生死
その後のことはあまり覚えていない。
鶴丸が私の元に駆けつけた時、私は茫然と座り込んでおり、まともな状態ではなかったらしい。
思考が戻ってきた時には、あの事件からかなり時間が経っていた。
後から聞いた話だと、騒ぎを聞き付けた本丸からも応援が駆けつけ、ほどなくして事態は終息。
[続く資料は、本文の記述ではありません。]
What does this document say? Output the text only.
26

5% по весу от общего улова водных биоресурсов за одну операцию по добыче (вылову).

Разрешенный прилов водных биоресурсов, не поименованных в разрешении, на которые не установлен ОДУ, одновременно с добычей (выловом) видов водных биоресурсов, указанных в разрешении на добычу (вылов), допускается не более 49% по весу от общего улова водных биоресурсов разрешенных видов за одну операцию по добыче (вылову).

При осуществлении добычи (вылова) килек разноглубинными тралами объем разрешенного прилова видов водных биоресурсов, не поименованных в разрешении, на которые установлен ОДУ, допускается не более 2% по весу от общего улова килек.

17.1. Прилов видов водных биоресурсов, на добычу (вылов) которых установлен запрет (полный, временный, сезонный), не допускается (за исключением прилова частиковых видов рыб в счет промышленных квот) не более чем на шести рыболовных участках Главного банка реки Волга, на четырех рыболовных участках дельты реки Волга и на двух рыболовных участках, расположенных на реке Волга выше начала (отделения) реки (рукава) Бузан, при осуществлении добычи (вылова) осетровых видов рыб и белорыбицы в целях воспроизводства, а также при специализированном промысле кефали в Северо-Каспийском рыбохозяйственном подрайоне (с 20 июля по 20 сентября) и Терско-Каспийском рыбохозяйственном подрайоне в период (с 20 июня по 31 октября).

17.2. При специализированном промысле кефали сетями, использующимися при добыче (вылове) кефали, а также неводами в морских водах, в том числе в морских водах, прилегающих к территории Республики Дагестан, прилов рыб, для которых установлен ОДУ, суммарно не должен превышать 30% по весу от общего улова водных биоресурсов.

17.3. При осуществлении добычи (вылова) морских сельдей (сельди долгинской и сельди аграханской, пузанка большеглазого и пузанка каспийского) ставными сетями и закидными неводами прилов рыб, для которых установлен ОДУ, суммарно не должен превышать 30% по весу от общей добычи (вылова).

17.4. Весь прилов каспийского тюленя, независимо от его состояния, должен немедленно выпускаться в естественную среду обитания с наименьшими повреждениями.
被害はあまり多くはなかったとの事だが、死傷者は確実に出てしまった。
私は日夜、ひとりで審神者業に没頭することが多くなった。
そうでもしなければ、自分を許すことが出来ない。
近侍の鶴丸が休憩を促してくるが、自分でもなかなかやめられない。
あの子のことが頭から離れないのだ。
関わった時間は短かったが、それでもわかる気立ての良さ、心の強さがあった。
私さえ判断を誤らなければ、彼女は今でも良き主として刀剣男士達に慕われていただろう。
そんな彼女の未来を奪ったのだ。
私のせいで…彼女は…
何をしていても、そんな淀んだ自責の念に囚われる。
今日も無我夢中で業務に没頭していると、いつの間にか夜になっていた。
しんとした室内に漂う空気は冷たい。
もう皆寝静まる時間だ。
廊下に食事が置かれていることに気付いた。
きっと光忠が持ってきてくれたのだろう。
食べなければと思う気持ちはあるのだが、どうしても手が伸びない。
やることもないが眠れもしない。
そんな時間をボーッと過ごす。
気付くと私の頬は濡れていた。
「えっ…あれ…?」
止めようと思っても止まらない涙は、容赦なく頬をつたい、私の膝へと落ちていく。
泣くなんて許されない。
彼女は笑うことはおろか、泣くことすらも出来なくなってしまったのだからーー。
そう思えば思うほど、雫は溢れ、嗚咽が漏れた。
「何を泣いているんだ?」
不意に聞こえたその声と同時に、頭から白い羽織が掛けられる。
そして…
「っ!」
羽織の上から優しく抱きすくめられる。
背中には彼の体温を感じた。
「…なあ、主。主は俺を恨むか?」
私は首を振る。
「っ何を恨むことがありましょうか…。鶴丸様は精一杯戦ってくださいました…。」
そう、鶴丸はやれることをやった。
むしろ、戦歴でいえば想定以上の働きをしたのだ。
1番激しい戦場で、誰よりも戦果を上げて見せた。
彼女の薬研も、身も絶え絶えになりながら、自らの主を守ろうと必死だった。
だというのに…どうしてこんな結果になってしまったのだろう。
いや、そんなこととうに分かりきっているーー。
「全ては私がっ!私が間違えたせいです!最初から彼女を避難させていればっ!あの時、一瞬でも結界をとかなければっ!彼女はっ!!」
死ななくてよかったのにーー。
叫べば叫ぶほど、自分を抑えられなくなる。
彼女は私なんかよりずっとずっと必要とされていたのに。
悲しむ人が沢山いたのにーー。
「あの時、死ぬのが私なら良かったのに!」
そう叫んだ瞬間、目の前が真っ白に染まった。
何が起きたのか分からなかった。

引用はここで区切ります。